Çoğunluğu Uygur Türkü öğrencilerden oluşan bir grup, Doğu Türkistan’ın başkenti Urumçi’de baskı, asimilasyon ve zorla çalıştırma eylemlerini protesto etti. Üç gün süren olaylarda, Uygurların yanında ülkedeki Kazak, Kırgız ve diğer azınlıklar protestolara katıldı. Olayları yatıştıramayan ve diğer bölgelere de yansımasından endişe eden Çin yönetimi, kanlı katliam öncesi Urumçi’nin dış dünyayla irtibatını kesti. Bölgeye 20 bin Çin askeri sevk edildi. Göstericileri dağıtmak için gerçek mermi kullanıldı. Kanlı katliamın üzerinden 12 yıl geçse de acılar halen tazeliğini koruyor.
Doğu Türkistanlılara, Çin Halk Cumhuriyeti ve yönetim organı olan Çin Komünist Partisi tarafından, sistematik baskı ve asimilasyon politikaları çerçevesinde dünden bugüne yaşatılan baskı faaliyetleri, bugün de toplama kampları aracılığıyla devam ediyor. Çin yönetimi, bundan 12 yıl önce, 5 Temmuz 2009’da Doğu Türkistan’ın Urumçi şehrinde gerçekleştirdiği katliamda binlerce Uygur Türkünü katletmişti.
5 TEMMUZ URUMÇİ OLAYLARININ ARKA PLANINDA NELER MEYDANA GELDİ?
O gün gerçekleşen Urumçi olaylarının arka planında 25-26 Haziran 2009’da Çin’in Shaoguan şehrinde yaşanan olaylar vardı. Bölgedeki, bir oyuncak fabrikasında çıkan olaylarda 10’u aşkın Uygur işçi öldürülmüş ve bu görüntüler sosyal medya üzerinden sergilenmişti.
UYGUR ÖĞRENCİLERİN BARIŞÇIL PROTESTOSUNA ÇİN’DEN SERT MÜDAHALE
Olayların bu şekilde patlak vermesinin ardından, tüm Doğu Türkistan’da bu olaya tepkiler yükselmeye başladı. 5 Temmuz 2009’da Uygur öğrenciler, barışçıl bir protesto yürüyüşü düzenlemek istediler.
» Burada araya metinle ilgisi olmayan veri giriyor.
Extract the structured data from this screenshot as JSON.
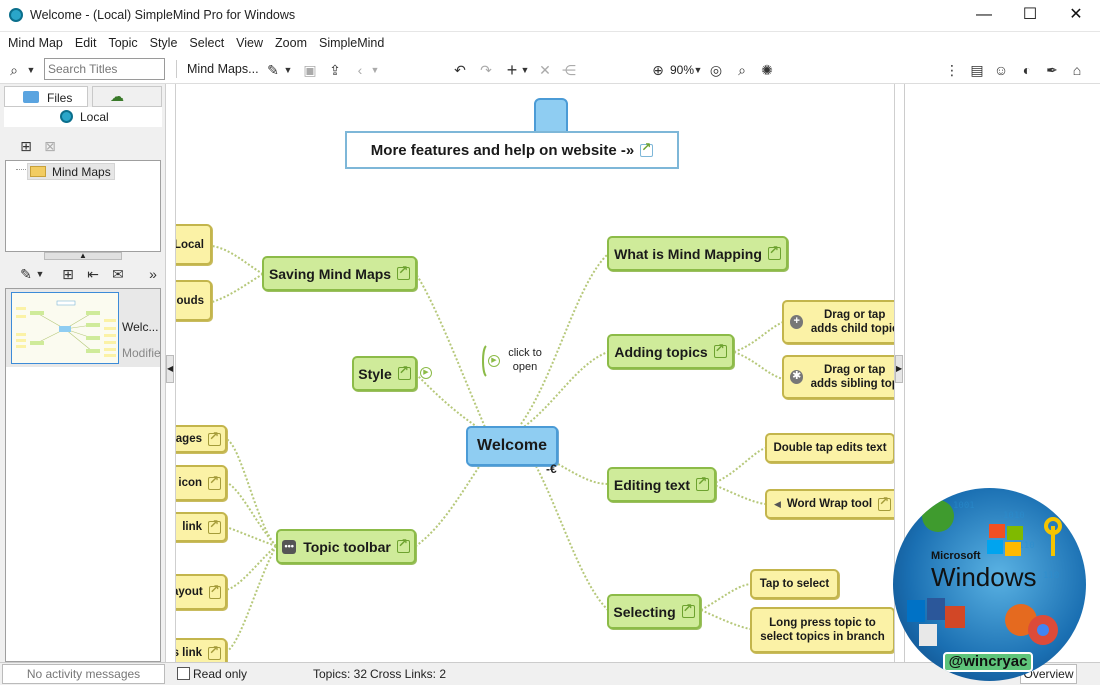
{
  "window": {
    "title": "Welcome - (Local) SimpleMind Pro for Windows",
    "minimize": "—",
    "maximize": "☐",
    "close": "✕"
  },
  "menu": [
    "Mind Map",
    "Edit",
    "Topic",
    "Style",
    "Select",
    "View",
    "Zoom",
    "SimpleMind"
  ],
  "search": {
    "placeholder": "Search Titles"
  },
  "toolbar": {
    "mindmaps_label": "Mind Maps...",
    "zoom": "90%"
  },
  "left": {
    "tab_files": "Files",
    "tab_local": "Local",
    "tree_item": "Mind Maps",
    "thumb_title": "Welc...",
    "thumb_sub": "Modifie"
  },
  "status": {
    "activity": "No activity messages",
    "readonly": "Read only",
    "topics": "Topics: 32",
    "crosslinks": "Cross Links: 2",
    "overview": "Overview"
  },
  "mindmap": {
    "features": "More features and help on website -»",
    "central": "Welcome",
    "click_to_open": "click to open",
    "nodes": {
      "saving": "Saving Mind Maps",
      "style": "Style",
      "topic_toolbar": "Topic toolbar",
      "what_is": "What is Mind Mapping",
      "adding": "Adding topics",
      "editing": "Editing text",
      "selecting": "Selecting"
    },
    "sub": {
      "local": "Local",
      "clouds": "louds",
      "pages": "ages",
      "icon": "l icon",
      "link": "link",
      "layout": "ayout",
      "s_link": "s link",
      "drag_child": "Drag or tap adds child topic",
      "drag_sibling": "Drag or tap adds sibling top",
      "double_tap": "Double tap edits text",
      "word_wrap": "Word Wrap tool",
      "tap_select": "Tap to select",
      "long_press": "Long press topic to select topics in branch"
    }
  },
  "watermark": {
    "brand": "Windows",
    "brand_small": "Microsoft",
    "handle": "@wincryac"
  },
  "colors": {
    "topic_fill": "#cfeb9a",
    "topic_border": "#8cbb48",
    "leaf_fill": "#fbf2a6",
    "central_fill": "#8fcdf2"
  }
}
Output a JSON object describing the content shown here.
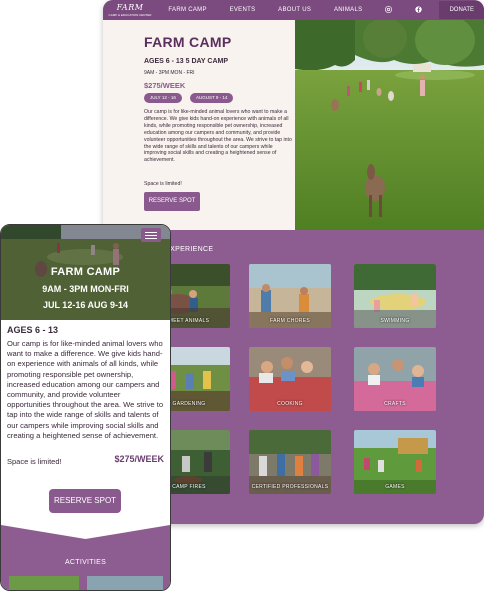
{
  "desktop": {
    "logo": {
      "name": "FARM",
      "tagline": "CAMP & EDUCATION CENTER"
    },
    "nav": {
      "items": [
        "FARM CAMP",
        "EVENTS",
        "ABOUT US",
        "ANIMALS"
      ],
      "donate_label": "DONATE",
      "icons": [
        "instagram-icon",
        "facebook-icon"
      ]
    },
    "hero": {
      "title": "FARM CAMP",
      "ages_line": "AGES 6 - 13    5 DAY CAMP",
      "times_line": "9AM - 3PM    MON - FRI",
      "price": "$275/WEEK",
      "dates": [
        "JULY 12 - 16",
        "AUGUST 9 - 14"
      ],
      "body": "Our camp is for like-minded animal lovers who want to make a difference. We give kids hand-on experience with animals of all kinds, while promoting responsible pet ownership, increased education among our campers and community, and provide volunteer opportunities throughout the area. We strive to tap into the wide range of skills and talents of our campers while improving social skills and creating a heightened sense of achievement.",
      "limited": "Space is limited!",
      "button_label": "RESERVE SPOT"
    },
    "experience": {
      "title": "L EXPERIENCE",
      "tiles": [
        "MEET ANIMALS",
        "FARM CHORES",
        "SWIMMING",
        "GARDENING",
        "COOKING",
        "CRAFTS",
        "CAMP FIRES",
        "CERTIFIED PROFESSIONALS",
        "GAMES"
      ]
    }
  },
  "mobile": {
    "hero": {
      "title": "FARM CAMP",
      "row1": "9AM - 3PM    MON-FRI",
      "row2": "JUL 12-16    AUG 9-14"
    },
    "ages": "AGES 6 - 13",
    "body": "Our camp is for like-minded animal lovers who want to make a difference. We give kids hand-on experience with animals of all kinds, while promoting responsible pet ownership, increased education among our campers and community, and provide volunteer opportunities throughout the area. We strive to tap into the wide range of skills and talents of our campers while improving social skills and creating a heightened sense of achievement.",
    "limited": "Space is limited!",
    "price": "$275/WEEK",
    "button_label": "RESERVE SPOT",
    "activities_title": "ACTIVITIES"
  },
  "colors": {
    "purple": "#8a5a8e",
    "dark_purple": "#5a2f5e",
    "cream": "#f8f3ee"
  }
}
Bu protesto yürüyüşüne katılan insanlara Çin Komünist Partisi’nin provokasyonları sonucu Han Çinlileri tarafından saldırıldı. Barışçıl yürüyüş kaosa dönüştü.
KATLİAM DEĞİL SOYKIRIM!
Olayların kaosa dönüşmesi sürecinde hiçbir önlem almayan Çinli kolluk kuvvetleri olayların sonunda ve ertesi günde insan avına çıktı. Kamyonlara yüklenen yüzlerce Uygur şehir dışında infaz edildi veya kayıplara karıştı. Bugün Doğu Türkistan’da her türlü temel hak ve hürriyetin gasp edildiği biliniyor. İnsanların evlerinde zorunlu misafirlikler yapılarak, her türlü kişisel teknolojik aletleri toplatılarak mutlak bir gözetim devleti kuruluyor. Doğu Türkistan’da Çin anayasasının koruma altına aldığı haklar dahi uygulanmıyor.
Çin zırhlılarının önüne tek başına dikilen Tursun Gül isimli Uygur kadın, Doğu Türkistan halkının baskılara karşı direnişinin sembolü oldu…
URUMÇİ OLAYLARINDAN DOĞU TÜRKİSTAN’DAKİ TOPLAMA KAMPLARINA
Urumçi katliamından sonra artan baskılar Ağustos 2016’da ise kendini yeni bir boyut kazandırdı. Tibet’te sömürge valiliği görevini yürüten Chen Quanguo, Devlet Başkanı Xi Jinping tarafından Doğu Türkistan’a atandı. Chen Quanguo’nun görevi, Jinping’in İpek Yolu projesi olan “Kuşak ve Yol Projesi” hamlesinde kilit bir jeopolitik konuma sahip olan Doğu Türkistan’da tam kontrolü sağlamak oldu. Chen Quanguo göreve geldiği andan itibaren ülkeyi bir açık hava hapishanesine dönüştürdü.